Sen. Marco Rubio has a clear message for atheists who are complaining about his penchant for tweeting Bible verses: He has no plans of stopping anytime soon.
And while Rubio didn’t say this outright, he has done anything but halt his daily practice of sharing scripture on his Twitter account.
In fact, the Republican senator tweeted the text of Matthew 25:35 on Tuesday, just days after the Freedom From Religion Foundation, an atheist activist group, sent a letter demanding that he stop sharing scripture on that platform.
"For I was hungry and you gave me food, I was thirsty and you gave me drink, a stranger and you welcomed me"; Matthew 25:35
— Marco Rubio (@marcorubio) September 5, 2017
The group appealed to Matthew 6:5-6 in an Aug. 22 letter sent to Rubio’s office in an attempt to shame the politician into compliance.
“If the law and your oath to uphold the Constitution are not sufficient to convince you to stop, perhaps you might consider reading Matthew 6:5-6, in which Jesus condemns public prayer as hypocrisy in his Sermon on the Mount,” the letter read. “None of Jesus’s supposed words mentions Twitter — perhaps he wasn’t that prescient — but the condemnation of public piety is reasonably clear.”
Despite those swipes, the letter more generally attempted to accuse Rubio of violating the U.S. Constitution by sharing messages about his official government role as well as details and verses pertaining to his private, Christian faith.
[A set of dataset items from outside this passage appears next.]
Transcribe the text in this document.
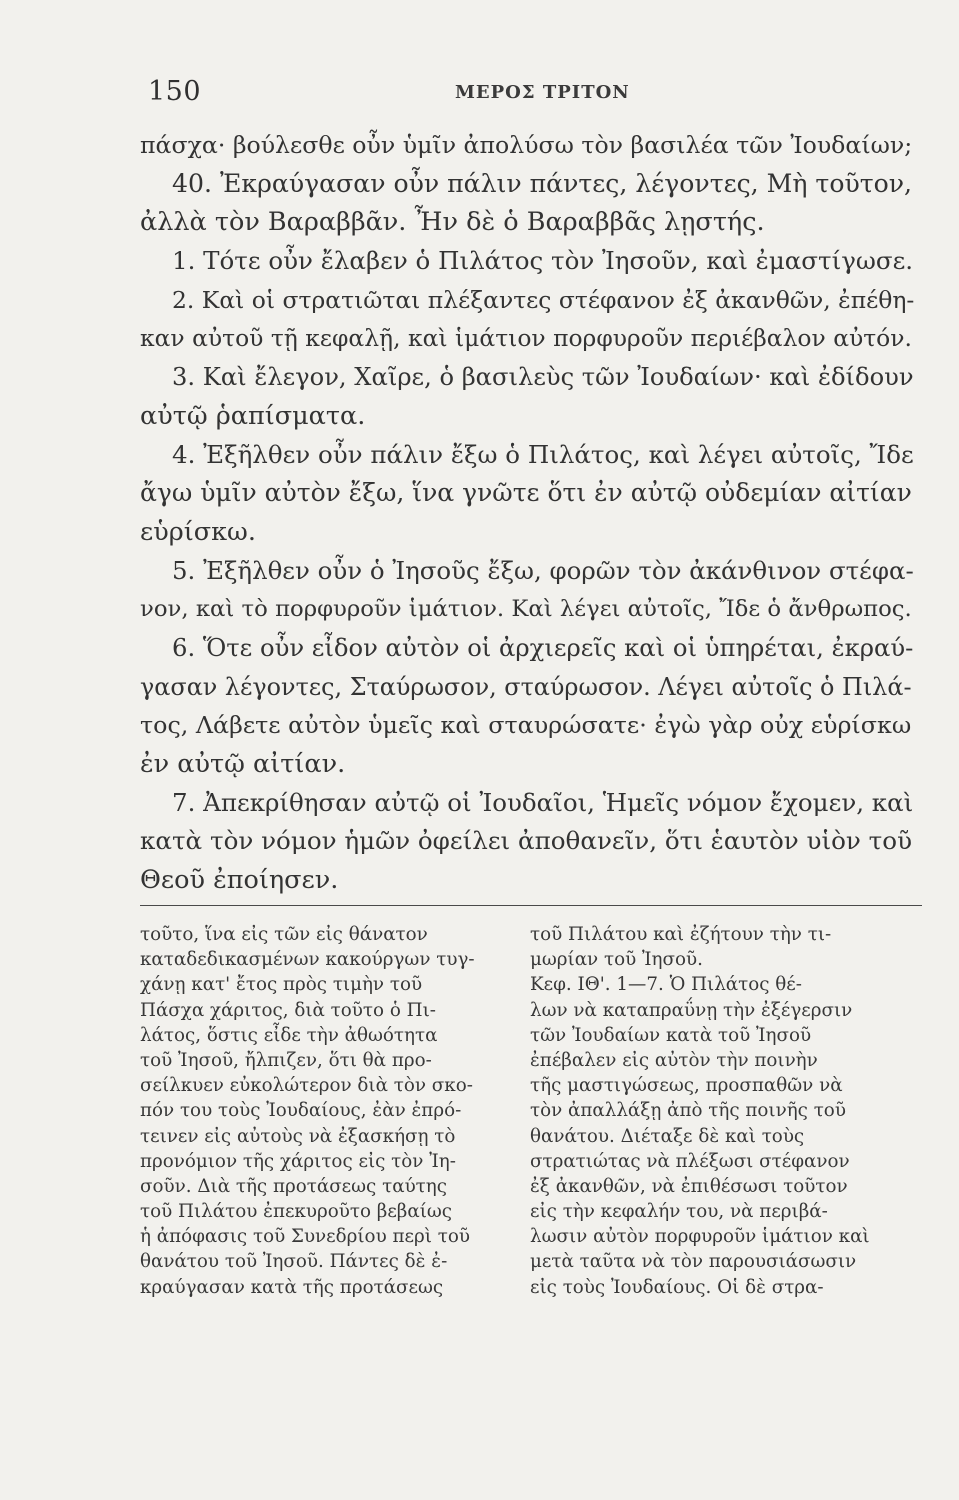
150	ΜΕΡΟΣ ΤΡΙΤΟΝ
πάσχα· βούλεσθε οὖν ὑμῖν ἀπολύσω τὸν βασιλέα τῶν Ἰουδαίων;
40. Ἐκραύγασαν οὖν πάλιν πάντες, λέγοντες, Μὴ τοῦτον,
ἀλλὰ τὸν Βαραββᾶν. Ἦν δὲ ὁ Βαραββᾶς λῃστής.
1. Τότε οὖν ἔλαβεν ὁ Πιλάτος τὸν Ἰησοῦν, καὶ ἐμαστίγωσε.
2. Καὶ οἱ στρατιῶται πλέξαντες στέφανον ἐξ ἀκανθῶν, ἐπέθη-
καν αὐτοῦ τῇ κεφαλῇ, καὶ ἱμάτιον πορφυροῦν περιέβαλον αὐτόν.
3. Καὶ ἔλεγον, Χαῖρε, ὁ βασιλεὺς τῶν Ἰουδαίων· καὶ ἐδίδουν
αὐτῷ ῥαπίσματα.
4. Ἐξῆλθεν οὖν πάλιν ἔξω ὁ Πιλάτος, καὶ λέγει αὐτοῖς, Ἴδε
ἄγω ὑμῖν αὐτὸν ἔξω, ἵνα γνῶτε ὅτι ἐν αὐτῷ οὐδεμίαν αἰτίαν
εὑρίσκω.
5. Ἐξῆλθεν οὖν ὁ Ἰησοῦς ἔξω, φορῶν τὸν ἀκάνθινον στέφα-
νον, καὶ τὸ πορφυροῦν ἱμάτιον. Καὶ λέγει αὐτοῖς, Ἴδε ὁ ἄνθρωπος.
6. Ὅτε οὖν εἶδον αὐτὸν οἱ ἀρχιερεῖς καὶ οἱ ὑπηρέται, ἐκραύ-
γασαν λέγοντες, Σταύρωσον, σταύρωσον. Λέγει αὐτοῖς ὁ Πιλά-
τος, Λάβετε αὐτὸν ὑμεῖς καὶ σταυρώσατε· ἐγὼ γὰρ οὐχ εὑρίσκω
ἐν αὐτῷ αἰτίαν.
7. Ἀπεκρίθησαν αὐτῷ οἱ Ἰουδαῖοι, Ἡμεῖς νόμον ἔχομεν, καὶ
κατὰ τὸν νόμον ἡμῶν ὀφείλει ἀποθανεῖν, ὅτι ἑαυτὸν υἱὸν τοῦ
Θεοῦ ἐποίησεν.
τοῦτο, ἵνα εἰς τῶν εἰς θάνατον
καταδεδικασμένων κακούργων τυγ-
χάνῃ κατ' ἔτος πρὸς τιμὴν τοῦ
Πάσχα χάριτος, διὰ τοῦτο ὁ Πι-
λάτος, ὅστις εἶδε τὴν ἀθωότητα
τοῦ Ἰησοῦ, ἤλπιζεν, ὅτι θὰ προ-
σείλκυεν εὐκολώτερον διὰ τὸν σκο-
πόν του τοὺς Ἰουδαίους, ἐὰν ἐπρό-
τεινεν εἰς αὐτοὺς νὰ ἐξασκήσῃ τὸ
προνόμιον τῆς χάριτος εἰς τὸν Ἰη-
σοῦν. Διὰ τῆς προτάσεως ταύτης
τοῦ Πιλάτου ἐπεκυροῦτο βεβαίως
ἡ ἀπόφασις τοῦ Συνεδρίου περὶ τοῦ
θανάτου τοῦ Ἰησοῦ. Πάντες δὲ ἐ-
κραύγασαν κατὰ τῆς προτάσεως
τοῦ Πιλάτου καὶ ἐζήτουν τὴν τι-
μωρίαν τοῦ Ἰησοῦ.
Κεφ. ΙΘ'. 1—7. Ὁ Πιλάτος θέ-
λων νὰ καταπραΰνῃ τὴν ἐξέγερσιν
τῶν Ἰουδαίων κατὰ τοῦ Ἰησοῦ
ἐπέβαλεν εἰς αὐτὸν τὴν ποινὴν
τῆς μαστιγώσεως, προσπαθῶν νὰ
τὸν ἀπαλλάξῃ ἀπὸ τῆς ποινῆς τοῦ
θανάτου. Διέταξε δὲ καὶ τοὺς
στρατιώτας νὰ πλέξωσι στέφανον
ἐξ ἀκανθῶν, νὰ ἐπιθέσωσι τοῦτον
εἰς τὴν κεφαλήν του, νὰ περιβά-
λωσιν αὐτὸν πορφυροῦν ἱμάτιον καὶ
μετὰ ταῦτα νὰ τὸν παρουσιάσωσιν
εἰς τοὺς Ἰουδαίους. Οἱ δὲ στρα-
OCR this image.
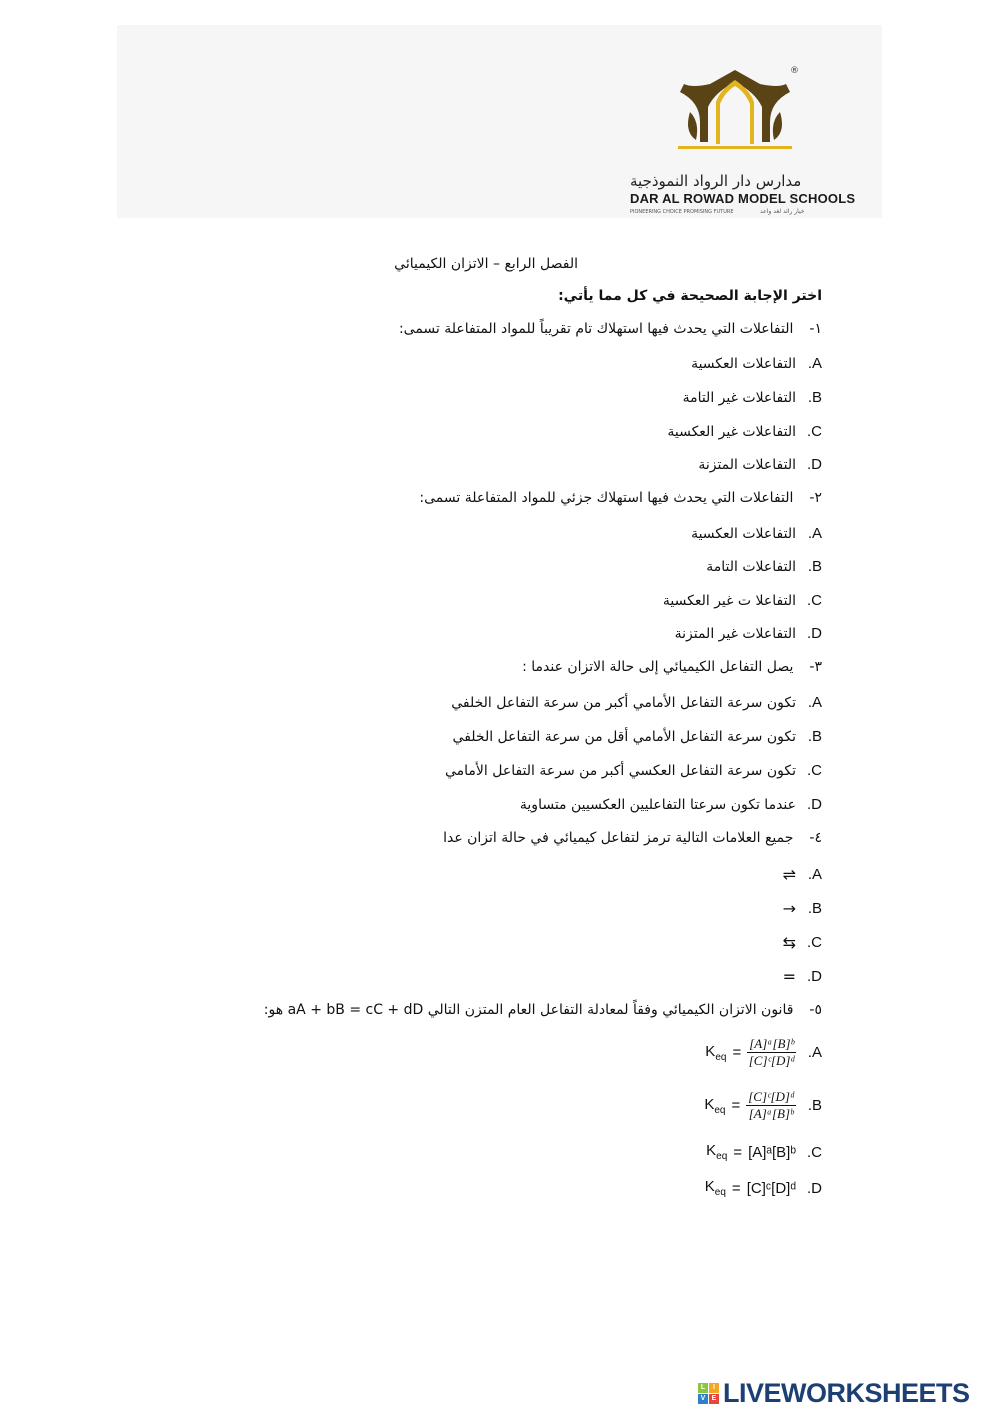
®
مدارس دار الرواد النموذجية
DAR AL ROWAD MODEL SCHOOLS
PIONEERING CHOICE PROMISING FUTURE	خيار رائد لغد واعد
الفصل الرابع – الاتزان الكيميائي
اختر الإجابة الصحيحة في كل مما يأتي:
١-
التفاعلات التي يحدث فيها استهلاك تام تقريباً للمواد المتفاعلة تسمى:
.A
التفاعلات العكسية
.B
التفاعلات غير التامة
.C
التفاعلات غير العكسية
.D
التفاعلات المتزنة
٢-
التفاعلات التي يحدث فيها استهلاك جزئي للمواد المتفاعلة تسمى:
.A
التفاعلات العكسية
.B
التفاعلات التامة
.C
التفاعلا ت غير العكسية
.D
التفاعلات غير المتزنة
٣-
يصل التفاعل الكيميائي إلى حالة الاتزان عندما :
.A
تكون سرعة التفاعل الأمامي أكبر من سرعة التفاعل الخلفي
.B
تكون سرعة التفاعل الأمامي أقل من سرعة التفاعل الخلفي
.C
تكون سرعة التفاعل العكسي أكبر من سرعة التفاعل الأمامي
.D
عندما تكون سرعتا التفاعليين العكسيين متساوية
٤-
جميع العلامات التالية ترمز لتفاعل كيميائي في حالة اتزان عدا
.A
⇌
.B
→
.C
⇆
.D
=
٥-
قانون الاتزان الكيميائي وفقاً لمعادلة التفاعل العام المتزن التالي aA + bB = cC + dD هو:
.A
$K_{eq} = \frac{\text{[A]ᵃ[B]ᵇ}}{\text{[C]ᶜ[D]ᵈ}}$
.B
$K_{eq} = \frac{\text{[C]ᶜ[D]ᵈ}}{\text{[A]ᵃ[B]ᵇ}}$
.C
$K_{eq}$ = [A]ᵃ[B]ᵇ
.D
$K_{eq}$ = [C]ᶜ[D]ᵈ
L	I
V E LIVEWORKSHEETS
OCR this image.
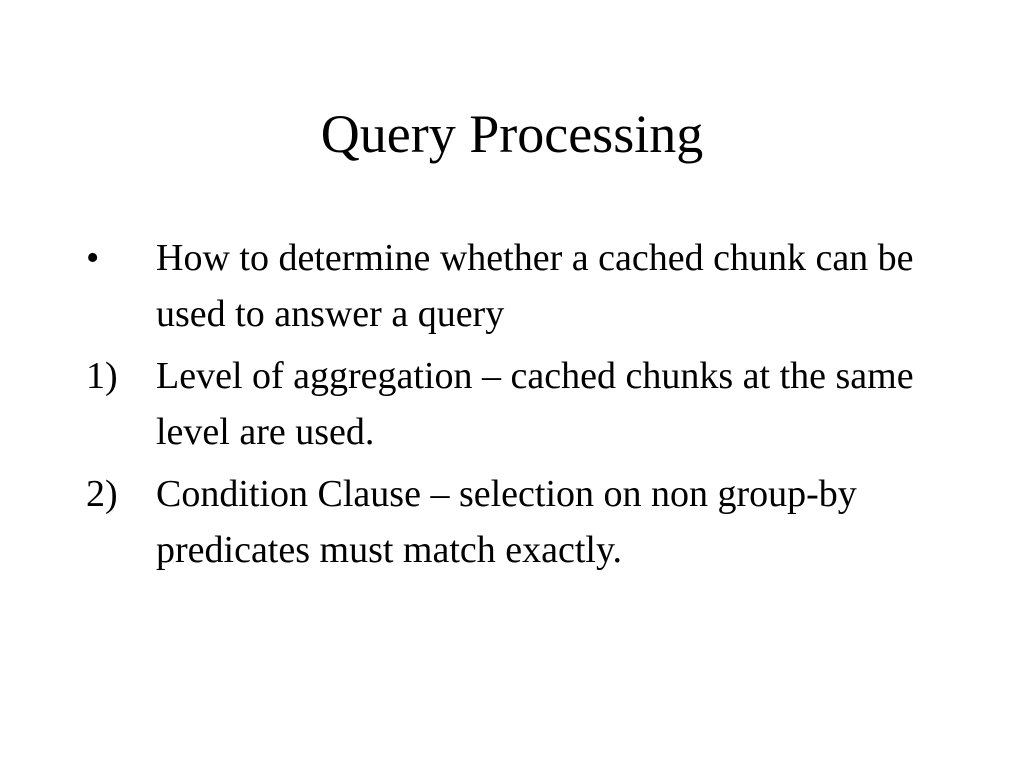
Query Processing
•	How to determine whether a cached chunk can be used to answer a query
1)	Level of aggregation – cached chunks at the same level are used.
2)	Condition Clause – selection on non group-by predicates must match exactly.
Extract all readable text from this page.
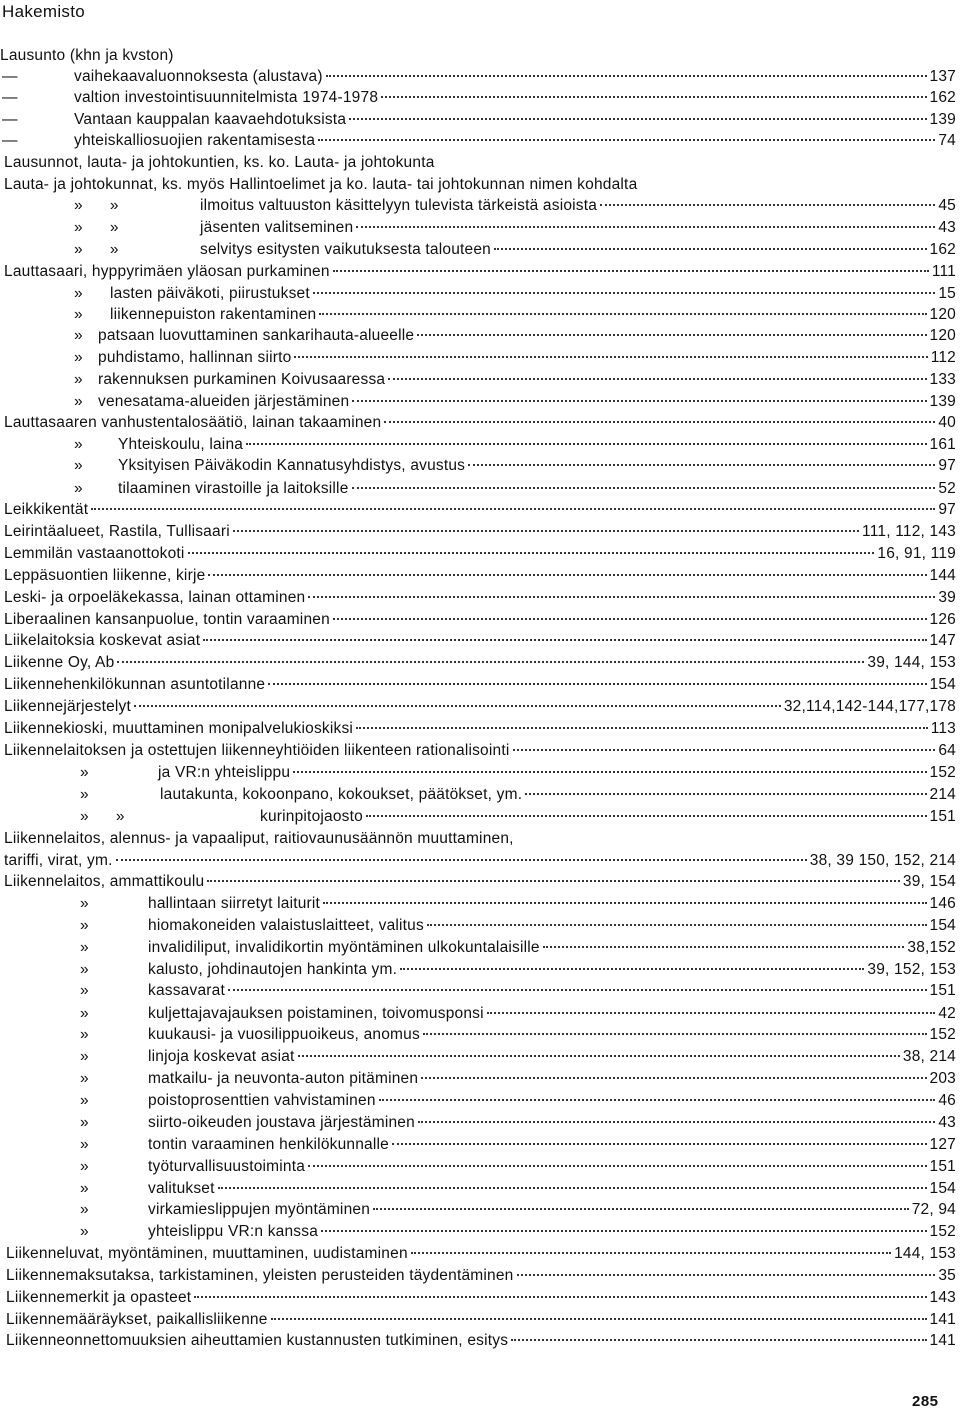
Hakemisto
Lausunto (khn ja kvston)
—	vaihekaavaluonnoksesta (alustava)	137
—	valtion investointisuunnitelmista 1974-1978	162
—	Vantaan kauppalan kaavaehdotuksista	139
—	yhteiskalliosuojien rakentamisesta	74
Lausunnot, lauta- ja johtokuntien, ks. ko. Lauta- ja johtokunta
Lauta- ja johtokunnat, ks. myös Hallintoelimet ja ko. lauta- tai johtokunnan nimen kohdalta
»      »	ilmoitus valtuuston käsittelyyn tulevista tärkeistä asioista	45
»      »	jäsenten valitseminen	43
»      »	selvitys esitysten vaikutuksesta talouteen	162
Lauttasaari, hyppyrimäen yläosan purkaminen	111
»	lasten päiväkoti, piirustukset	15
»	liikennepuiston rakentaminen	120
» patsaan luovuttaminen sankarihauta-alueelle	120
» puhdistamo, hallinnan siirto	112
» rakennuksen purkaminen Koivusaaressa	133
» venesatama-alueiden järjestäminen	139
Lauttasaaren vanhustentalosäätiö, lainan takaaminen	40
»	Yhteiskoulu, laina	161
»	Yksityisen Päiväkodin Kannatusyhdistys, avustus	97
»	tilaaminen virastoille ja laitoksille	52
Leikkikentät	97
Leirintäalueet, Rastila, Tullisaari	111, 112, 143
Lemmilän vastaanottokoti	16, 91, 119
Leppäsuontien liikenne, kirje	144
Leski- ja orpoeläkekassa, lainan ottaminen	39
Liberaalinen kansanpuolue, tontin varaaminen	126
Liikelaitoksia koskevat asiat	147
Liikenne Oy, Ab	39, 144, 153
Liikennehenkilökunnan asuntotilanne	154
Liikennejärjestelyt	32,114,142-144,177,178
Liikennekioski, muuttaminen monipalvelukioskiksi	113
Liikennelaitoksen ja ostettujen liikenneyhtiöiden liikenteen rationalisointi	64
»	ja VR:n yhteislippu	152
»	lautakunta, kokoonpano, kokoukset, päätökset, ym.	214
»      »	kurinpitojaosto	151
Liikennelaitos, alennus- ja vapaaliput, raitiovaunusäännön muuttaminen,
tariffi, virat, ym.	38, 39 150, 152, 214
Liikennelaitos, ammattikoulu	39, 154
»	hallintaan siirretyt laiturit	146
»	hiomakoneiden valaistuslaitteet, valitus	154
»	invalidiliput, invalidikortin myöntäminen ulkokuntalaisille	38,152
»	kalusto, johdinautojen hankinta ym.	39, 152, 153
»	kassavarat	151
»	kuljettajavajauksen poistaminen, toivomusponsi	42
»	kuukausi- ja vuosilippuoikeus, anomus	152
»	linjoja koskevat asiat	38, 214
»	matkailu- ja neuvonta-auton pitäminen	203
»	poistoprosenttien vahvistaminen	46
»	siirto-oikeuden joustava järjestäminen	43
»	tontin varaaminen henkilökunnalle	127
»	työturvallisuustoiminta	151
»	valitukset	154
»	virkamieslippujen myöntäminen	72, 94
»	yhteislippu VR:n kanssa	152
Liikenneluvat, myöntäminen, muuttaminen, uudistaminen	144, 153
Liikennemaksutaksa, tarkistaminen, yleisten perusteiden täydentäminen	35
Liikennemerkit ja opasteet	143
Liikennemääräykset, paikallisliikenne	141
Liikenneonnettomuuksien aiheuttamien kustannusten tutkiminen, esitys	141
285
“We understand that you have been tweeting bible verses from @MarcoRubio to nearly three million followers. It appears that you began tweeting the bible in mid-May and have been doing so regularly ever since,” the letter reads. “This is not an errant bible verse or two, but more than 60 bible verses in three months. That’s enough verses to tweet the entire Book of Jude. Twice.”
While the FFRF said it has no problem with people reading or talking about the Bible, the group does take issue with the government promoting “one religious book over others” or promoting “religion over non-religion.”
When this unfolds, atheist activists argue that it poses a violation of the Establishment Clause of the Constitution. And, in the case of Rubio’s tweets, it appears the FFRF believes he crossed the line.
“Government officials cannot appear to endorse Christianity,” the letter reads, arguing that tweets from Rubio’s account are “government speech.” “By tying your government title to a social media page, you have intimately entwined your official position with the messages you send on that platform, creating the appearance of official endorsement.”
Read the FFRF letter in its entirety here.
So, how did Rubio respond, you ask? Well, here’s a series of tweets that show he apparently has no plans of backing down:
For the LORD gives wisdom,from his mouth come knowledge and understanding; Proverbs 2:6
— Marco Rubio (@marcorubio) September 2, 2017
That people may know wisdom and discipline, may understand intelligent sayings. Proverbs 1:2
— Marco Rubio (@marcorubio) September 1, 2017
Open your mouth in behalf of the mute, and for the rights of the destitute; Proverbs 31:8
— Marco Rubio (@marcorubio) August 31, 2017
Those who trust in themselves are fools,
but those who walk in wisdom are safe. Proverbs 28:26
— Marco Rubio (@marcorubio) August 28, 2017
By patience is a ruler persuaded, and a soft tongue can break a bone.Proverbs 25:15
— Marco Rubio (@marcorubio) August 25, 2017
As Faithwire previously reported, Rubio has been actively sharing scripture on his Twitter page this year. Back in July, the senator pushed back against a Politico Magazine piece proclaiming that he had been “tweeting the most Republican part of the Bible,” with Rubio quipping that Solomon, the book’s author, hadn’t yet “joined the GOP” when he wrote the scriptures.